Mr Wright, whose own training as a first aid responder helped him, was at the factory he works at in Wrexham when the injury happened.
WATCH: Video shows Christopher Wright wiggling his fingers
“Whilst working on a cardboard cartons machine, the chains grabbed my overalls and pulled my hand in to the machine. I heard a snap noise and at that moment I knew I had lost my hand," he said.
“After going on a first aid responder course a couple of years back, my training from then instantly kicked in. I grabbed my arm out of the machine, squeezed it and called for help. I called for a first aider who then called for an ambulance. I remained conscious for the whole time that this was happening.”
Mr Wright was taken to University Hospitals of North Midlands Major Trauma Centre by ambulance - his hand sitting next to him in a secure medical bag. From there he was transferred to the Royal Derby Hospital Pulvertaft Hand Centre by North Wales Air Ambulance where he was greeted by Mary O’Brien, consultant hand and plastic surgeon, and the rest of her team.
The Hand Centre team then performed an eleven-and-a-half hour operation which saw Mr Wright's hand reattached to his forearm.
Surgeons said he lost his little finger and also just over two inches from his arm where it had to be cut to create a smooth surface for the reattachment.
But Mr Wright said that just seven days on from the accident, he had some movement in his fingers and thumb.
“The work the surgeons and staff have done is absolutely amazing – they are unbelievable people," he said.

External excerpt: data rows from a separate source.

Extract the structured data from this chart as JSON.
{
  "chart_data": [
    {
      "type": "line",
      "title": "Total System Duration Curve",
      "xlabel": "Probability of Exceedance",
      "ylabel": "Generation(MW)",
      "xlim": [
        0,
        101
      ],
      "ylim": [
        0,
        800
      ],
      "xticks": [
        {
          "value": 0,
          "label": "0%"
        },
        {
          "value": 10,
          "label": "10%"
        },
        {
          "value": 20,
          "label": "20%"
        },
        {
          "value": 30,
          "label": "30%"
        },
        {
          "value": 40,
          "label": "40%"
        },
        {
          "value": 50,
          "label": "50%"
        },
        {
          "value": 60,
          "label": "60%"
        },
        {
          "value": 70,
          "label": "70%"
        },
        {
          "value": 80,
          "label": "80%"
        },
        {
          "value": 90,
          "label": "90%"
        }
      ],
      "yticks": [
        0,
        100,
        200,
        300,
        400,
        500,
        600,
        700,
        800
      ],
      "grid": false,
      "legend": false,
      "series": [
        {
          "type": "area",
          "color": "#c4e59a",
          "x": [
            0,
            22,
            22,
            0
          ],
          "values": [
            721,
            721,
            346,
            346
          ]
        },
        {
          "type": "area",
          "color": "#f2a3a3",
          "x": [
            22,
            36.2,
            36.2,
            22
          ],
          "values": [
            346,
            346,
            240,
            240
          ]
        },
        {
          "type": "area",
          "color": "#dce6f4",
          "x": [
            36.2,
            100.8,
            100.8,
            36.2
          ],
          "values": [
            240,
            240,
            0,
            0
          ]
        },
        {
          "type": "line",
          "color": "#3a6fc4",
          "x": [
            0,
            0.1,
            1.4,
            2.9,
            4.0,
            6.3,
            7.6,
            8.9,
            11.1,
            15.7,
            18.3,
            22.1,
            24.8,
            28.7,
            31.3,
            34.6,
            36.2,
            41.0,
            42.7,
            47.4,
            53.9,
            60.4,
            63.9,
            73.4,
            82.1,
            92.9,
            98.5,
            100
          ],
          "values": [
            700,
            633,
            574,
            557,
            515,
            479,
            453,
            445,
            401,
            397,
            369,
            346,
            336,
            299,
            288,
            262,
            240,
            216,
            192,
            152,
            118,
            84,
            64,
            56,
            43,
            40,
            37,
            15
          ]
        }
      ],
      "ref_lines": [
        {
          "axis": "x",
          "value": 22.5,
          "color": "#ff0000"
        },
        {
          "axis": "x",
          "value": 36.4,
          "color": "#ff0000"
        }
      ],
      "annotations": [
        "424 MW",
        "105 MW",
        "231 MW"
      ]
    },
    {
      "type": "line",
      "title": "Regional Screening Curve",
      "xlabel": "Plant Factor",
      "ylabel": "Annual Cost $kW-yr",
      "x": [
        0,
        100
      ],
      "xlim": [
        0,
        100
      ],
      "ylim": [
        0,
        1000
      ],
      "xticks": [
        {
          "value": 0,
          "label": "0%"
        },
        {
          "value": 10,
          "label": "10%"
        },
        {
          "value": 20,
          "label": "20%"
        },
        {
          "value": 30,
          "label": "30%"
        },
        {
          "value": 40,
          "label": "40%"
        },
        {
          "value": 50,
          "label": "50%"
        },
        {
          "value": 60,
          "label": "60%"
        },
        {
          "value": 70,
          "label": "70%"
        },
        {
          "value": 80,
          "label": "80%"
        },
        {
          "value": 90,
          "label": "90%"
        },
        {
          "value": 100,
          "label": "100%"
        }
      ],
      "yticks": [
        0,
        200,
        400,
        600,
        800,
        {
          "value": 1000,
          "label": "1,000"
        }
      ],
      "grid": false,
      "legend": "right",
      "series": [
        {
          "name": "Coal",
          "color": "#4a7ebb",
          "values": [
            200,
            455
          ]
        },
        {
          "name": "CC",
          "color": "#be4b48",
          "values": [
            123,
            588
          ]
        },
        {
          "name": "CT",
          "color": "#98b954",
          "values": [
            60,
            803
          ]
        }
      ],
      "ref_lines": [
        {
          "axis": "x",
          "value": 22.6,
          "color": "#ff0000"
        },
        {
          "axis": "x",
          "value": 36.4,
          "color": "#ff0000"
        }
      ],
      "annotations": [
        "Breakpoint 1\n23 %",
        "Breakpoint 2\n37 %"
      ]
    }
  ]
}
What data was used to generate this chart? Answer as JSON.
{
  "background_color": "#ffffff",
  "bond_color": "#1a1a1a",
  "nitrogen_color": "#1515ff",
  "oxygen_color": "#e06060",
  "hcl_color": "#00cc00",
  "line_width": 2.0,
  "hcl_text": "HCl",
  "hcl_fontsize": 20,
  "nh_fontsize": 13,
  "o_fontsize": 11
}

"There are no words that can express how thankful I am to all of the teams that have cared for me. Everyone has been amazing, and so kind – not just to me, they have been so supportive to my wife back at home too."
He said his wife, Elaine, couldn’t visit him in hospital due to the on-going pandemic, but they have kept in touch through regular calls on FaceTime.
Mary O’Brien said: “Mr Wright is an incredibly inspirational patient. He has a very positive outlook and is motivated in the face of what has been a life-changing industrial injury.
“The operation on Mr Wright’s hand was the result of a highly coordinated response from so many professionals working efficiently together. This included the ambulance and helicopter crew who brought Mr Wright to the emergency department, the theatre team which performed the surgery, supported by anaesthetic colleagues and nursing and therapy staff.
“This was an extremely complex procedure which involved five Consultant Surgeons as well as a wider multi-disciplinary team."
“Although we look after many patients with a range of different types of injury, it is very unusual to replant a whole hand. This is not just a physical injury but has a huge psychological impact on a patient and it is vital that mixed skill sets are involved to support patients with these injuries both immediately and in the months to follow to achieve a good outcome."